Tomorrow marks the beginning of weight watchers at work. For the next 16 weeks I'll be counting points. Fingers crossed!! :)

Did I mention I'm going to go look at dresses this weekend? I'm really excited but obviously I'm having some anxiety since I had a dream last night that I couldn't fit into a dress and then walked out in front of everyone in this really short ill fitting dress that came about 5 inches above my knee. HAHAHA. I saw a dress that I really love online that I'm going to try on. I wonder if I'll love it on me as much as I love it online? It's strapless which scares the crap out of me... who wants the little fat roll by your armpit rolling over the dress??? Maybe by December 31 I won't have that little fat roll anymore though!
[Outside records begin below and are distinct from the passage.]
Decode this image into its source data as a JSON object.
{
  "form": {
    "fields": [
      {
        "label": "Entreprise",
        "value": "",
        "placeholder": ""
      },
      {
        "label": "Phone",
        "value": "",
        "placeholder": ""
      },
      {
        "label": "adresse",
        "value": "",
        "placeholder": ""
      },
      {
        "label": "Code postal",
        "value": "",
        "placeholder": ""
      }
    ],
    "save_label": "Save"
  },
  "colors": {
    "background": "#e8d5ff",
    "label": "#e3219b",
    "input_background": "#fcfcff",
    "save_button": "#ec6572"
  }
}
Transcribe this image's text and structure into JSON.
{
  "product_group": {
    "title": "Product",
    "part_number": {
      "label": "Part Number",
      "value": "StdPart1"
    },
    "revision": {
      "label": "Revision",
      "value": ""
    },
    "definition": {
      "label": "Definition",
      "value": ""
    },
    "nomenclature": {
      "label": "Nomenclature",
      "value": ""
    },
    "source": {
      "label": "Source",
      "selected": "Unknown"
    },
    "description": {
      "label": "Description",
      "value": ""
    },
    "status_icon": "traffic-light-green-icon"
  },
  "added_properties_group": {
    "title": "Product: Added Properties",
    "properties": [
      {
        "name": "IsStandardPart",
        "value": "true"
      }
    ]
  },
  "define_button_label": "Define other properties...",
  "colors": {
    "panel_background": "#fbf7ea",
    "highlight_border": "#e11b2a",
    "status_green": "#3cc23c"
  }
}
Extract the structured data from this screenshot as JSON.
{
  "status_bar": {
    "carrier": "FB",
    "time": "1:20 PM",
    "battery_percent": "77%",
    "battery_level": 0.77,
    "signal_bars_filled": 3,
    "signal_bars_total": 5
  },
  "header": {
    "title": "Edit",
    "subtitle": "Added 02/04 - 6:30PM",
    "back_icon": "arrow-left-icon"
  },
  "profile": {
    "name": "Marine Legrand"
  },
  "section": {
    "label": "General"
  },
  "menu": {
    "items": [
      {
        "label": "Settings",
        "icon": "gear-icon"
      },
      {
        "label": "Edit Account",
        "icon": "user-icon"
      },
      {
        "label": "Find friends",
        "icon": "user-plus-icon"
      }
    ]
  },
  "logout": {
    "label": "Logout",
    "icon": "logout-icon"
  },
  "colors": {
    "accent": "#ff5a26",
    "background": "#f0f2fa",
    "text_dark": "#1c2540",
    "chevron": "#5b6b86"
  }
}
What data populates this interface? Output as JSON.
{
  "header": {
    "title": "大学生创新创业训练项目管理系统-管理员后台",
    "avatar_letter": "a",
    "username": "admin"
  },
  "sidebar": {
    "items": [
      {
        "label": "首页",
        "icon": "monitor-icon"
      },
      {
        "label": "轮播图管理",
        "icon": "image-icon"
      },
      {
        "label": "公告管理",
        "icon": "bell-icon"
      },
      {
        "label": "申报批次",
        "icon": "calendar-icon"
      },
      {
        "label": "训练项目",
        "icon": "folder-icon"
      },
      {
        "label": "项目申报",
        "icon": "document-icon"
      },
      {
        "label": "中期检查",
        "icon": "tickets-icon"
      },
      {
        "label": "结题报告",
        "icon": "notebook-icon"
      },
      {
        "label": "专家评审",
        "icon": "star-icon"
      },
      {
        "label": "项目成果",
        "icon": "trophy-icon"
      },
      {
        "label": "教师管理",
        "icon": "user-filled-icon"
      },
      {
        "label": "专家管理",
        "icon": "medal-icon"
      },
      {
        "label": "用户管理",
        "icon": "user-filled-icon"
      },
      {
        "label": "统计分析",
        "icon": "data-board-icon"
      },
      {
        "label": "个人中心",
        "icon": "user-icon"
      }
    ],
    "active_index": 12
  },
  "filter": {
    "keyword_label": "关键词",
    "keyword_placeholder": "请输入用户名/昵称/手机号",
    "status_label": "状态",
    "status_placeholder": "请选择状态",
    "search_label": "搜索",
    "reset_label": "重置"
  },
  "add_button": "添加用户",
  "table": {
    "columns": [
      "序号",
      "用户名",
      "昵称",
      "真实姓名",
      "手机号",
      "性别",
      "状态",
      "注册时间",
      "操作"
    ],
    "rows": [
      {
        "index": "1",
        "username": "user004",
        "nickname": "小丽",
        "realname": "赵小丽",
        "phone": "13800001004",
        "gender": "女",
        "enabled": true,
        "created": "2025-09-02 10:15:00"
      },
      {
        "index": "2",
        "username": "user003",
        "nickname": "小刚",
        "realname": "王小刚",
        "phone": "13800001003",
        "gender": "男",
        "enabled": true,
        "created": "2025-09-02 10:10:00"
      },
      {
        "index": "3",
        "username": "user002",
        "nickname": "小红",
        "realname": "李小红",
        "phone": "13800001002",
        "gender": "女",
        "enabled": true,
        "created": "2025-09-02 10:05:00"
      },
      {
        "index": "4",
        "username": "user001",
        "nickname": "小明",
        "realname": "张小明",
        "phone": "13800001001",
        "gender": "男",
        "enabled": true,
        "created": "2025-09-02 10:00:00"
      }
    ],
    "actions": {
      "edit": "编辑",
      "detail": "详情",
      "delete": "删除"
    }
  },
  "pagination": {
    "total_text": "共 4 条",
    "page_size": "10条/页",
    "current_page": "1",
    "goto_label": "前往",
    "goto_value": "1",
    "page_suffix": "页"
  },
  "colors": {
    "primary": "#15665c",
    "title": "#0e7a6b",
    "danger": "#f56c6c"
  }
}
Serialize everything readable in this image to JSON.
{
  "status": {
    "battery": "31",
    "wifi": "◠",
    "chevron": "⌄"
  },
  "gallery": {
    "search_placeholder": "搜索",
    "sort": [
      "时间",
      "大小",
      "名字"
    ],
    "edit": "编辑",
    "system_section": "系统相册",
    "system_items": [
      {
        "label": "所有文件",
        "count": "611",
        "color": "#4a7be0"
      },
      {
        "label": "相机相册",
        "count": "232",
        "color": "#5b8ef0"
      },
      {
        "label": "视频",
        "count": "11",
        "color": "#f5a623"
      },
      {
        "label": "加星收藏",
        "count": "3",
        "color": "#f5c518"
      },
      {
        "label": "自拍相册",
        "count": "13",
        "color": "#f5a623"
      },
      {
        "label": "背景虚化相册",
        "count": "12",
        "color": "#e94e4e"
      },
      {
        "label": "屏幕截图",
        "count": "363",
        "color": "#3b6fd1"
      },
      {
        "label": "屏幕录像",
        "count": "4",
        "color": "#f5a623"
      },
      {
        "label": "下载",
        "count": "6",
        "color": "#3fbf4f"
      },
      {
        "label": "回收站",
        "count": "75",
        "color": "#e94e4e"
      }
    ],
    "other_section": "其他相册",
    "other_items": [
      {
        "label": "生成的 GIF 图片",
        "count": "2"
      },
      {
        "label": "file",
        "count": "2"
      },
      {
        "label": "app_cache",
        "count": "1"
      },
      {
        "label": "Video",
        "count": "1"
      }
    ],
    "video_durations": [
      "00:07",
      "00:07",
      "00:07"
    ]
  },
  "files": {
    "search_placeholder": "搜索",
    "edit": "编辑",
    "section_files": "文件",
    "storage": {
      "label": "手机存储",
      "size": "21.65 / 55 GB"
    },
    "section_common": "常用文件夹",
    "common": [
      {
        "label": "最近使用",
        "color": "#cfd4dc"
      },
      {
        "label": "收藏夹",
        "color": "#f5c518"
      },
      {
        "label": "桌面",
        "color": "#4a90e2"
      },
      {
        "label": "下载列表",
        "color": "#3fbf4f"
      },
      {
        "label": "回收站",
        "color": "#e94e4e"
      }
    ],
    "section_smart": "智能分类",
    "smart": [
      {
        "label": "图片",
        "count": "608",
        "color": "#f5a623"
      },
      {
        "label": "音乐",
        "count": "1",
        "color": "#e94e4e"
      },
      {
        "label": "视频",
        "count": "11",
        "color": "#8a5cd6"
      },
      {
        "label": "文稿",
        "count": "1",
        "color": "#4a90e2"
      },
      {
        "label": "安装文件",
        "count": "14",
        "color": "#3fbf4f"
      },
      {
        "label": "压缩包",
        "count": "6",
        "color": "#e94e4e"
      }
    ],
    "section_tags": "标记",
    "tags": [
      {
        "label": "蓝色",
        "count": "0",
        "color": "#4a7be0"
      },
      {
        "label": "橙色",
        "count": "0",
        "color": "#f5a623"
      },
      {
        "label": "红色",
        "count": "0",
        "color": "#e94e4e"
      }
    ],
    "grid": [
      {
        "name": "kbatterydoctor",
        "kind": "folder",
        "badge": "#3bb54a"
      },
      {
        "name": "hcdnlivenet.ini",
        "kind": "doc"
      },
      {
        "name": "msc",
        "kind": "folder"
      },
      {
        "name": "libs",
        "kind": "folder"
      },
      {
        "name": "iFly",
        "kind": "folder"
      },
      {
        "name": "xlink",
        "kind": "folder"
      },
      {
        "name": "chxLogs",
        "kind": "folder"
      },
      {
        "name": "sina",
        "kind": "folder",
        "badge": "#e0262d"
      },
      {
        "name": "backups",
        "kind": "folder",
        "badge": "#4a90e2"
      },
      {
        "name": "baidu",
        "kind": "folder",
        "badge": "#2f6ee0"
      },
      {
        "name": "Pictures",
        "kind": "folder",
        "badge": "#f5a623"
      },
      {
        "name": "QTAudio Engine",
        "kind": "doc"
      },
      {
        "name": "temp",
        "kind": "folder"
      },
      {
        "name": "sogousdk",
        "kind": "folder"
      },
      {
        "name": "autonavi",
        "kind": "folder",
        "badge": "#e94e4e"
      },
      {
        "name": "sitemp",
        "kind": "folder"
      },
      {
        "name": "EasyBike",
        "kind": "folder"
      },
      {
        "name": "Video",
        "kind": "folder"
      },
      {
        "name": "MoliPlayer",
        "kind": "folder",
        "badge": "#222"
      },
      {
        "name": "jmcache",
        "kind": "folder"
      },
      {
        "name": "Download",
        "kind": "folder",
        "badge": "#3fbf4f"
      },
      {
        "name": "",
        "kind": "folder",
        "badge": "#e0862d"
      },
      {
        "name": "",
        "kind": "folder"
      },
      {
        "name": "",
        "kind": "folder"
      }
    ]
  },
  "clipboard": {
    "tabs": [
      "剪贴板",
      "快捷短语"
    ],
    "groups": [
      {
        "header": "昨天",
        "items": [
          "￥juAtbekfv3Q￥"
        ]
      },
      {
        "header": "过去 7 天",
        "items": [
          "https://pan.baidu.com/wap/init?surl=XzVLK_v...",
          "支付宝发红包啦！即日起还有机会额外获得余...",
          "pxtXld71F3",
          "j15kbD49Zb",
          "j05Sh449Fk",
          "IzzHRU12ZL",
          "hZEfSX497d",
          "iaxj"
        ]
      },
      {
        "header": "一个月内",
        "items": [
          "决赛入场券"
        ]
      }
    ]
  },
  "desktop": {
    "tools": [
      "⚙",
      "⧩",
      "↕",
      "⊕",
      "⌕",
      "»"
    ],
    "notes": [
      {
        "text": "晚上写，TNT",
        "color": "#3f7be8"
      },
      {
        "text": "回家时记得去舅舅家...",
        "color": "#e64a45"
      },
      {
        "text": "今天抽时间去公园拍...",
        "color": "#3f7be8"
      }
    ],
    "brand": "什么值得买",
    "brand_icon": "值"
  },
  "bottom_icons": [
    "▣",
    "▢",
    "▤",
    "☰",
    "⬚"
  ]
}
Alright, I think I'll finish watching 24 and try to relax from my heart pumping kickboxing class. I'd like to thank my friend Nicole for pushing me to get there - she's amazing and I love her like crazy. Good night all. More tomorrow.

L.

Today is a new day!

Today is the first day I will share with the world my issues with being overweight and getting married. I will first give you a little history about who I am and why I started this blog in the first place.

My name is Laura and I was born and raised in Michigan. I was a skinny little kid - cute as a button. The summer between my 6th & 7th grade years though, I developed something along the lines of pubescent epilepsy. I suffered from seizures that affected the right side of my face, thought process and vocal cords. I was doped up tons of epileptic drugs that beefed me up to a hefty 225 pounds in 3 months. TWO HUNDRED and TWENTY FIVE pounds. Can you imagine being in the 7th grade weighing over 200 lbs? It was torture. I hated everything about myself. I weighed over 200 until 9th grade. That summer, I starved myself. I got myself down to 150 and for the first time in 2 years, thought something of myself. I got off the drugs my 9th grade year and haven't had a seizure since.

I went to college and slowly started gaining some of that weight back. When I graduated, I weighed just over 200. I met the man of my dreams shortly after I graduated college and slowly started gaining even more weight. I yo-yo'd between 200-250 for the last 6 years of my life.

All of that needs to change now. That man of my dreams proposed to me this Christmas. My immediate thoughts were nothing but happiness. I found the one man I want to be with forever. We'd made it. We were going to get married. But then, I started thinking about all of the pictures and how I would avoid the camera or dress shopping and where I could even go as a size 18 to try on a freaking wedding dress? I started working out. I start most days with a nice 1.5 mile walk with the dog. I come to work and on good days, get to go to the gym at my work on my lunch. There, I either walk/run on the treadmill or use the elliptical for 30 minutes then do about 15-20 minutes of weight training. On REALLY good days, I will go home, get dinner started and get on the elliptical in the basement for another 30 minutes.

Things are going... they are slow. I've lost about 15lbs since Christmas. Okay, okay. That's a lot of weight, but when you're 250 lbs to start, that's not enough. Not for me.

So that's where this blog comes in. I need support. I need people to cheer me on and hold me accountable. Otherwise, I'll just get frustrated and want to eat that chocolate bar or 4 slices of pizza (bacon & mushroom please).

So, if you've stumbled across this blog and can look past my terrible grammar and poor writing style - stick with me. I'm going to share as much as I can... This is my story of being an overweight bride to be that is determined to be the best she can for her soon to be husband and family, but most of all, herself.

PS - today, I ran/walked 2 miles in the gym at lunch and it hurt like a bitch. BUT, I ran the fastest I'd ever run... 9 minute mile!! That's crazy. My freakin legs hurt and I could hardly breathe, but I made myself keep going :) More tomorrow.